Dakota Fest 2007 – 525 exhibitors and still growing | TSLN.com

Dakota Fest 2007 – 525 exhibitors and still growing

The first day attendance on Tuesday, Aug. 21st at the 12th annual Dakotafest Farm Show in Mitchell, SD, was up over 20 percent with most attendees coming from a wide area of South Dakota, Nebraska, Iowa and Minnesota.

“This year’s show again has topped previous years’ shows,” said Todd Benz, the Group Show Director with Cygnus Farm Shows.

Benz, who has been the Show Director for the past three years says, “the show is fulfilling an important need for the agricultural industry by providing a place where the agri-business industry can showcase in one place the best of their offerings to their rural customers.”

He also stressed the increasingly importance of forming partnerships with state and federal agencies, universities, banks, livestock and crop associations, who can provide important information by the way of forums to the attendees at the show. This year’s forums included such diverse topics as new technologies in biofuel production, energy from the wind, producing natural beef, managing the next drought, and “Agri-preneurship 101: From Farmers Markets and Pheasant Farms to Wineries and Niche Markets” – a conversation about new niche market opportunities in South Dakota.

Benz also stressed the importance of the positive competitive spirit of the agri-businesses that bring them back year after year to provide the attendees with the best of the new products their companies have to offer. He believes those who take the time to attend the show in most cases are those who have come to look for products to buy.

What does the future hold for Dakotafest? Benz believes the best areas for expansion for the show lie in the areas of livestock, outdoor segment in the areas of conservation and recreation, especially the areas of fishing and hunting. He would particularly like to see more and more involvement of youth in the show in these areas.

Although many of the pieces of equipment on display were clearly designed for the larger farmers – such as giant grain trailers and combines with 35-foot headers – Benz believes that as farms and ranches grow larger, it is important for producers to see the equipment that will be available to them to help them manage that growth.

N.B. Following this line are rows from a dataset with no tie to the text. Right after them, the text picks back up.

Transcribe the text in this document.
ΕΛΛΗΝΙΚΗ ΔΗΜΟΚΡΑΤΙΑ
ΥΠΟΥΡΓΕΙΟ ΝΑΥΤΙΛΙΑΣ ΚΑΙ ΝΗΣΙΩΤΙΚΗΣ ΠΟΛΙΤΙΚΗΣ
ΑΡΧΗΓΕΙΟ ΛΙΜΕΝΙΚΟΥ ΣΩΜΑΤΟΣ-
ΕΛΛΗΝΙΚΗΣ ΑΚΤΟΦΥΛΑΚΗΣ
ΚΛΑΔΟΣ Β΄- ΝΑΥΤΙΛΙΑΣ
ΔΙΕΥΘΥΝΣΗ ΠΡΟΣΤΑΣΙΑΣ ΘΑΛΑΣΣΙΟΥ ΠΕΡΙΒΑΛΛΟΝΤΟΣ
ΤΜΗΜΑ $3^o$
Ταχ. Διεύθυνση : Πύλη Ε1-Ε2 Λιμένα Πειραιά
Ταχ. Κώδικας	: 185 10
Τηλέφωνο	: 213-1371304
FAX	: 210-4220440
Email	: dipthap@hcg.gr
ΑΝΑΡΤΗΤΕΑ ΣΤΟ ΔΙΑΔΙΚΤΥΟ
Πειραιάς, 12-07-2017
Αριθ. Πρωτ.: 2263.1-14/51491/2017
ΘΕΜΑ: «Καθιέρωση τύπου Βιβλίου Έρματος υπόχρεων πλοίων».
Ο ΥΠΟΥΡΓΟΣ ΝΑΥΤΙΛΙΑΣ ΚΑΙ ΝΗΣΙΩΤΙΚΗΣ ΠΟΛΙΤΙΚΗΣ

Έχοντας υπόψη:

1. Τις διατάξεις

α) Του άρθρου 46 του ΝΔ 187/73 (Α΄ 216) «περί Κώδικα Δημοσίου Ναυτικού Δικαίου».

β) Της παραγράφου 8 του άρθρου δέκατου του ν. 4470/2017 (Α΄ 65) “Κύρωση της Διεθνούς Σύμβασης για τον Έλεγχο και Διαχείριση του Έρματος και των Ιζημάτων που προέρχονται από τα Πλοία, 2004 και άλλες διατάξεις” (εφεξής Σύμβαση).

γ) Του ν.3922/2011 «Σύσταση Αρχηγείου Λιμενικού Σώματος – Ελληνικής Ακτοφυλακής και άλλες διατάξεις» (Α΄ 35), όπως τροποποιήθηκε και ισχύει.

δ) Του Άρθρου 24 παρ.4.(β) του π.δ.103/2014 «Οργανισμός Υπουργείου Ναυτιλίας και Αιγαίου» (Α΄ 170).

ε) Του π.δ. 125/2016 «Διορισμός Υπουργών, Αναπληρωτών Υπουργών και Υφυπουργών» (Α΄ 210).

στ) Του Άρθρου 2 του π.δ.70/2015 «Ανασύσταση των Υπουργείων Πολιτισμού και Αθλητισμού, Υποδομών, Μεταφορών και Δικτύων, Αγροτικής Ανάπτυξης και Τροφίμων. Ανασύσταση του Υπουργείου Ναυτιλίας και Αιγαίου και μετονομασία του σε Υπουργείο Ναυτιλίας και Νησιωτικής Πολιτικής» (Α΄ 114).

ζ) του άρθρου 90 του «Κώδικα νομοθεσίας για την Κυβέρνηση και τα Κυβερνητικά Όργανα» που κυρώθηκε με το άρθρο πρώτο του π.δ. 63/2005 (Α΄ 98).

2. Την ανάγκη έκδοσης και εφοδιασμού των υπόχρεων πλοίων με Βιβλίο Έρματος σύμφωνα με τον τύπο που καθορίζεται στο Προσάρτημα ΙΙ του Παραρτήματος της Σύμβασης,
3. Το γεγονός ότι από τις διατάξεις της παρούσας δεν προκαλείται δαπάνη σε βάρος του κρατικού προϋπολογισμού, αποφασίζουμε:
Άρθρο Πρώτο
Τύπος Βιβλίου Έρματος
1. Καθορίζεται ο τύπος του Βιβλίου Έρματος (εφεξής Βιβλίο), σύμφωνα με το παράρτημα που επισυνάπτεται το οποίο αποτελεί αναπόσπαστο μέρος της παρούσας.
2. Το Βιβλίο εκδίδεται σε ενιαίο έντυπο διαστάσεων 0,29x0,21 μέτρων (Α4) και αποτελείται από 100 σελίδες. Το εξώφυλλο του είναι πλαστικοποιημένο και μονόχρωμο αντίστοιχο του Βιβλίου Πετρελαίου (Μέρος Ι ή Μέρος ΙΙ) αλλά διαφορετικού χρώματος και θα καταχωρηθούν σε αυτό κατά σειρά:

When asked if there was any part of the show that he liked most and what part that he didn’t like, Benz replied the first hour was the best and the last four hours were the worse.

“When the show opens you realize that you have created a small vibrant city and are excited about the next three days,” he explained. “With only four fork lifts, one tractor and one bobcat to move the exhibitors equipment on to the awaiting trucks, when the show closes, people’s good natures are often strained. They all want to go home and not have to wait for the equipment.”

Benz concluded that after the stress of the closing, the exhibitors are all gone, and when you have the opportunity to read the evaluations provided by the exhibitors, the excitement begins again because you realize the potential to do an even better show for the coming year.